> Parent comment is fair and technically accurate.
In what way precisely? That local LLMs "suck"? Is that a technical argument?
Or this statement "there's little to no economical and functional meaning to those NPUs." - is that actual factual statement or a emotionally charged verbal flatulence? and what "they won't help your local inference because they are not general purpose enough for that" even means? People succesfully run largeish MoE llms on AMD Ryzen AI miniPCs.
> Do you have a real argument, especially a technical one, that you can contribute?
What kind of argument do you want me to "contribute" wrt the ideological rant the "parent comment" had managed to produce?

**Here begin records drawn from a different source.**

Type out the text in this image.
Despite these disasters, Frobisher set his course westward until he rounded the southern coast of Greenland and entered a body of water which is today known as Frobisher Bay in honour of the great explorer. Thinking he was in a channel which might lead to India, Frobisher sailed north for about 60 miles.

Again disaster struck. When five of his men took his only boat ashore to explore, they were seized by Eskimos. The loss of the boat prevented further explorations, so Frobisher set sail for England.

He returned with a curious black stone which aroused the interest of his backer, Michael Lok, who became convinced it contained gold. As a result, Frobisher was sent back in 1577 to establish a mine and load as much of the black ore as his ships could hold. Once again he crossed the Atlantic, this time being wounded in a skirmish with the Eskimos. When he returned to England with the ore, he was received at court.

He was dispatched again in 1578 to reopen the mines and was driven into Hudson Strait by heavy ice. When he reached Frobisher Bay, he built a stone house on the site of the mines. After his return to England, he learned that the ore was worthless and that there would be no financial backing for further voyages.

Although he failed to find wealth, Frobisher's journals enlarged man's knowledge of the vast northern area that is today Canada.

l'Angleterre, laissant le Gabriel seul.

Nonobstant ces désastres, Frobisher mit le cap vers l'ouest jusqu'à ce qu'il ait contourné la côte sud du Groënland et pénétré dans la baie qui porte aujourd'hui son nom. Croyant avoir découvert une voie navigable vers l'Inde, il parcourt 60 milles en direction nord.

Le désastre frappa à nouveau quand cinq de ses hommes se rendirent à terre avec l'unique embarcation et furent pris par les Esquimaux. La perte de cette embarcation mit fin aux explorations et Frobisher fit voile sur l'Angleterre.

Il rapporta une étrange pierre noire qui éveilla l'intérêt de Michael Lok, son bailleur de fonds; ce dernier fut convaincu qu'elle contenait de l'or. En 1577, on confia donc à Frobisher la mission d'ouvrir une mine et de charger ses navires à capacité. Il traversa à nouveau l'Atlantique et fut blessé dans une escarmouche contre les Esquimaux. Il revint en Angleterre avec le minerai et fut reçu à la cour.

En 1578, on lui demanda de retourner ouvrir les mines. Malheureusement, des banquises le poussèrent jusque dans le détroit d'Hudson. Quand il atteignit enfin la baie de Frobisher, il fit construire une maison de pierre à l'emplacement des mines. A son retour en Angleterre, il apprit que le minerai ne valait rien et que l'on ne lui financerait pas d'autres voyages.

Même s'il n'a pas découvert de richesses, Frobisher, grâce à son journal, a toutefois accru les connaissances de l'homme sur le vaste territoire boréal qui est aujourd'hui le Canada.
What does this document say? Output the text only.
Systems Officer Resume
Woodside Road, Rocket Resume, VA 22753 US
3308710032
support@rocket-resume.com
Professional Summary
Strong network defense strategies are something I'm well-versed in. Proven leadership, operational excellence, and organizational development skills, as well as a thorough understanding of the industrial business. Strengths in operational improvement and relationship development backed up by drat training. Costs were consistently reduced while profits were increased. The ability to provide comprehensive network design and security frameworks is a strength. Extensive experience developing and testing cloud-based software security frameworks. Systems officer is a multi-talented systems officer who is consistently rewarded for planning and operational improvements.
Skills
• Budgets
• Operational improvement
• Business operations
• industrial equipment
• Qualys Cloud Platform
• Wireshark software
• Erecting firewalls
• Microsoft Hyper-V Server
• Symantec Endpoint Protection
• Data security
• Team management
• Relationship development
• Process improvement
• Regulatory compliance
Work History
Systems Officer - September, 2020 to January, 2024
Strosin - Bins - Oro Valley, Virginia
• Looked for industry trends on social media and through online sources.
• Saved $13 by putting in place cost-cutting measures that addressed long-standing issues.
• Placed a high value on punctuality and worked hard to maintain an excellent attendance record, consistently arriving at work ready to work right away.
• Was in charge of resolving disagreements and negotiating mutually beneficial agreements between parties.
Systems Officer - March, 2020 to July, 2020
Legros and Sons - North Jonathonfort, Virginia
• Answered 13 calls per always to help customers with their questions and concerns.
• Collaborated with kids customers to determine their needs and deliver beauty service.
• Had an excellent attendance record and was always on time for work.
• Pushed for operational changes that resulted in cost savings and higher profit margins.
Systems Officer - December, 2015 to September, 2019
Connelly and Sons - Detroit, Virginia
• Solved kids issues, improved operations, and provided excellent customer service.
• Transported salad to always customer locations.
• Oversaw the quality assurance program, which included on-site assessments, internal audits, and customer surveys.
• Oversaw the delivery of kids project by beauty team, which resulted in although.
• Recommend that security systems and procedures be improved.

Hey, OP here with their (apparently) controversial views. I stand firmly within those lines:
- I shouldn't be paying more for my next CPU because it has a NPU that I won't ever use. Give me the freedom of choice.
- Given that freedom of choice, it would seem that a majority would opt-out (as seen recently by Dell), so the morals of all that are dubious.
- NPUs may not be completely stupid as a concept, in theory, but at this point in time they are proprietary black-boxes purpose-built for marketing and micro-benchmarks. Give me something more general-purpose and open, and I will change my mind
- …but the problem is, you can only build so much general-purpose computing in bespoke processor. That's kind of its defining trait. So I won't hold my breath.
- Re: local-inference for the masses, putting aside the NPU shortcomings from above: how large do you think a LLM needs to be so it's deemed useful by your average laptop user? How would the inference story be like, in your honest opinion (in terms of downloading the model, loading it in memory, roundtrip times)? And how often would the user realistically want to suffer through all that, versus, just hopping to ${favorlite_llm.ai} from their browser?
Anyhow, if that makes me "antiai", please, sign me up!
> I shouldn't be paying more for my next CPU because it has a NPU that I won't ever use. Give me the freedom of choice.
There is a plenty to choose from.
> - NPUs may not be completely stupid as a concept, in theory, but at this point in time they are proprietary black-boxes purpose-built for marketing and micro-benchmarks. Give me something more general-purpose and open, and I will change my mind
In fact the linked article is not talking about NPUs in particular, but about Ryzen AI cpus. These have unified memory and more compute compared to normal ones which make them very useful for inference.
> how large do you think a LLM needs to be so it's deemed useful by your average laptop user?
Depend what they need it for. Useful autcomplete in IDE starts at around 4b weights.
> loading it in memory
Happens only once, usually takes around 10sec.
> roundtrip times
Negligible? it is loca after all.
> And how often would the user realistically want to suffer
Do you have a real argument, especially a technical one, that you can contribute?